Jack hizo una pausa. Luego dijo:
– Amelita, pero ahora, según tengo entendido, quiere matarte.
– Eso le dijo ella, ¿verdad? Sí, estaba tan enfadado que se creía que iba a coger la lepra, pero no la cogerá. No se pega de esa forma, ¿sabes?, como esa enfermedad que ahora es tan popular, o como el chancro. Alguien tiene que explicarle a Bertie que no la cogerá. Aunque he oído que el comandante Edén Pastora, que también está con los contras, tiene la lepra de montaña, pero no sé qué clase es ésa. A lo mejor es sólo por picaduras de insectos.
– Espera, ¿vale? -dijo Jack-. Ese individuo te raptó. Quiero decir, antes. Te desapareció, llegó por la noche y se te llevó a la montaña. ¿No es verdad?
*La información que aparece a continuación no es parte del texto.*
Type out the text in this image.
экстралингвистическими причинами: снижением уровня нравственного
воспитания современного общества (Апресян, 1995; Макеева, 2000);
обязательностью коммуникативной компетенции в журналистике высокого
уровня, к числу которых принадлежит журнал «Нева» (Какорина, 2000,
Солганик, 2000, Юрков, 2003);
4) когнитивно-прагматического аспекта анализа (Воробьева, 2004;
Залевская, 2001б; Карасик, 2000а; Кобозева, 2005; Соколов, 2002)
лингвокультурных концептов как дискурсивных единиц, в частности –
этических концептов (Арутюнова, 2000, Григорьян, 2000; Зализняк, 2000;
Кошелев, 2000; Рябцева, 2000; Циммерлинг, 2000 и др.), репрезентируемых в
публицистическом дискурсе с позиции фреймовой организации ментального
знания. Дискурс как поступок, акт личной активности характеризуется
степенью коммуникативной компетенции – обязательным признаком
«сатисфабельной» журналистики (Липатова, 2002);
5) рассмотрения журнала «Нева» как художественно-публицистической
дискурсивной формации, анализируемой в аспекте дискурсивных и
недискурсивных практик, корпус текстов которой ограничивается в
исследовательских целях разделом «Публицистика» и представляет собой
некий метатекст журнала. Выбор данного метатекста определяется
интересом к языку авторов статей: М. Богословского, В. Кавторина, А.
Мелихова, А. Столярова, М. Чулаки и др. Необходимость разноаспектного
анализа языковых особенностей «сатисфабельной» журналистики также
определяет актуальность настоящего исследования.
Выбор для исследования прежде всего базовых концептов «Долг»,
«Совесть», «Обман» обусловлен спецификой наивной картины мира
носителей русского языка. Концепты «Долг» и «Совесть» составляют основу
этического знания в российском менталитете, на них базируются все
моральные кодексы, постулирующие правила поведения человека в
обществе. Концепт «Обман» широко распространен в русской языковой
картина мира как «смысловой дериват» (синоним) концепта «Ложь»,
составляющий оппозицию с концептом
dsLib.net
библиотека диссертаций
– Sí, claro. -Se volvió hacia él con mirada de sorpresa-. Quiere que esté con él. -Su mirada se suavizó al seguir hablando-. Cuando te gusta mucho una chica, ¿no quieres que esté contigo? Tú tienes novias, me juego algo a que tienes varias. -Sonrió, acercándose-. Un tipo guapo, que lleva ropa cara… -Cogió la corbata rayada de siete dólares entre sus dedos, para apreciarla-. He visto tus bonitas habitaciones, con una gran nevera en la que hay cerveza y una botella de vodka. Seguro, me juego algo a que traes chicas por la noche. A lo mejor se quedan a dormir… Oh, pareces sorprendido. En Managua conocí a algunos chicos norteamericanos que hacían eso, que abrían mucho los ojos. «¿Quién, yo?» Como niños pequeños. Creo que eso sólo lo hacen los norteamericanos, pero no estoy segura. Quieren hacerte creer que siempre son muy buenos. Pero tú traes chicas aquí, ¿no? Dime la verdad.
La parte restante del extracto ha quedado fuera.